Vanishing influence of the band gap on the charge exchange of slow highly charged ions in freestanding single-layer MoS2

Charge exchange and kinetic energy loss of slow highly charged xenon ions transmitted through freestanding monolayer ${\mathrm{MoS}}_{2}$ are studied. Two distinct exit charge state distributions, characterized by high and low charge states, are observed. They are accompanied by smaller and larger kinetic energy losses, as well as scattering angles, respectively. High charge exchange is attributed to two-center neutralization processes, which take place in close impact collisions with the target atoms. Experimental findings are compared to graphene as a target material and simulations based on a time-dependent scattering potential model. Independent of the target material, experimentally observed charge exchange can be modeled by the same electron capture and de-excitation rates for ${\mathrm{MoS}}_{2}$ and graphene.
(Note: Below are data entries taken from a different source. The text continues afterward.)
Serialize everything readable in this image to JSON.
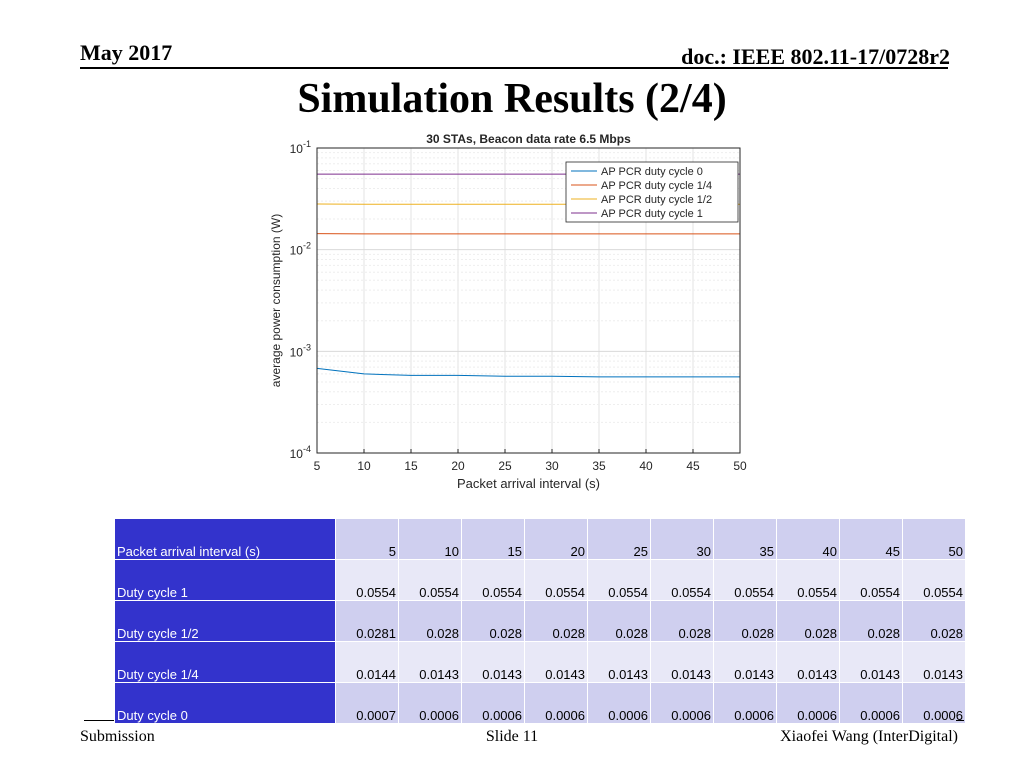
{
  "header": {
    "date": "May 2017",
    "doc": "doc.: IEEE 802.11-17/0728r2"
  },
  "slide_title": "Simulation Results (2/4)",
  "footer": {
    "left": "Submission",
    "center": "Slide 11",
    "right": "Xiaofei Wang (InterDigital)"
  },
  "chart_data": {
    "type": "line",
    "title": "30 STAs, Beacon data rate 6.5 Mbps",
    "xlabel": "Packet arrival interval (s)",
    "ylabel": "average power consumption (W)",
    "x_scale": "linear",
    "y_scale": "log",
    "xlim": [
      5,
      50
    ],
    "ylim": [
      0.0001,
      0.1
    ],
    "x_ticks": [
      5,
      10,
      15,
      20,
      25,
      30,
      35,
      40,
      45,
      50
    ],
    "y_ticks": [
      {
        "value": 0.0001,
        "base": "10",
        "exp": "-4"
      },
      {
        "value": 0.001,
        "base": "10",
        "exp": "-3"
      },
      {
        "value": 0.01,
        "base": "10",
        "exp": "-2"
      },
      {
        "value": 0.1,
        "base": "10",
        "exp": "-1"
      }
    ],
    "grid": true,
    "legend_position": "top-right",
    "x": [
      5,
      10,
      15,
      20,
      25,
      30,
      35,
      40,
      45,
      50
    ],
    "series": [
      {
        "name": "AP PCR duty cycle 0",
        "color": "#0072bd",
        "values": [
          0.00068,
          0.0006,
          0.00058,
          0.00058,
          0.00057,
          0.00057,
          0.00056,
          0.00056,
          0.00056,
          0.00056
        ]
      },
      {
        "name": "AP PCR duty cycle 1/4",
        "color": "#d95319",
        "values": [
          0.0144,
          0.0143,
          0.0143,
          0.0143,
          0.0143,
          0.0143,
          0.0143,
          0.0143,
          0.0143,
          0.0143
        ]
      },
      {
        "name": "AP PCR duty cycle 1/2",
        "color": "#edb120",
        "values": [
          0.0281,
          0.028,
          0.028,
          0.028,
          0.028,
          0.028,
          0.028,
          0.028,
          0.028,
          0.028
        ]
      },
      {
        "name": "AP PCR duty cycle 1",
        "color": "#7e2f8e",
        "values": [
          0.0554,
          0.0554,
          0.0554,
          0.0554,
          0.0554,
          0.0554,
          0.0554,
          0.0554,
          0.0554,
          0.0554
        ]
      }
    ]
  },
  "table": {
    "rows": [
      {
        "label": "Packet arrival interval (s)",
        "values": [
          "5",
          "10",
          "15",
          "20",
          "25",
          "30",
          "35",
          "40",
          "45",
          "50"
        ]
      },
      {
        "label": "Duty cycle 1",
        "values": [
          "0.0554",
          "0.0554",
          "0.0554",
          "0.0554",
          "0.0554",
          "0.0554",
          "0.0554",
          "0.0554",
          "0.0554",
          "0.0554"
        ]
      },
      {
        "label": "Duty cycle 1/2",
        "values": [
          "0.0281",
          "0.028",
          "0.028",
          "0.028",
          "0.028",
          "0.028",
          "0.028",
          "0.028",
          "0.028",
          "0.028"
        ]
      },
      {
        "label": "Duty cycle 1/4",
        "values": [
          "0.0144",
          "0.0143",
          "0.0143",
          "0.0143",
          "0.0143",
          "0.0143",
          "0.0143",
          "0.0143",
          "0.0143",
          "0.0143"
        ]
      },
      {
        "label": "Duty cycle 0",
        "values": [
          "0.0007",
          "0.0006",
          "0.0006",
          "0.0006",
          "0.0006",
          "0.0006",
          "0.0006",
          "0.0006",
          "0.0006",
          "0.0006"
        ]
      }
    ]
  }
}
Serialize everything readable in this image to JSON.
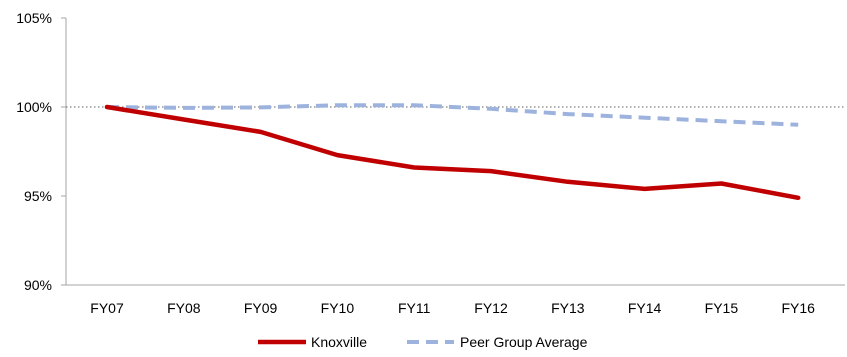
{
  "chart_data": {
    "type": "line",
    "title": "",
    "xlabel": "",
    "ylabel": "",
    "categories": [
      "FY07",
      "FY08",
      "FY09",
      "FY10",
      "FY11",
      "FY12",
      "FY13",
      "FY14",
      "FY15",
      "FY16"
    ],
    "ylim": [
      90,
      105
    ],
    "yticks": [
      90,
      95,
      100,
      105
    ],
    "ytick_labels": [
      "90%",
      "95%",
      "100%",
      "105%"
    ],
    "reference_line": 100,
    "grid": false,
    "legend_position": "bottom",
    "series": [
      {
        "name": "Knoxville",
        "values": [
          100.0,
          99.3,
          98.6,
          97.3,
          96.6,
          96.4,
          95.8,
          95.4,
          95.7,
          94.9
        ],
        "color": "#c00000",
        "style": "solid"
      },
      {
        "name": "Peer Group Average",
        "values": [
          100.0,
          99.95,
          99.98,
          100.1,
          100.1,
          99.9,
          99.6,
          99.4,
          99.2,
          99.0
        ],
        "color": "#9db3de",
        "style": "dashed"
      }
    ]
  }
}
A common dependence of the kinetic energy loss on the charge exchange for ${\mathrm{MoS}}_{2}$ as well as graphene is also observed. Considering the similarities of the zero band-gap material graphene and the 1.9 eV band-gap material ${\mathrm{MoS}}_{2}$, we suggest that electron transport on the femtosecond timescale is dominated by the strong influence of the ion's Coulomb potential in contrast to the dispersion defined by the material's band structure.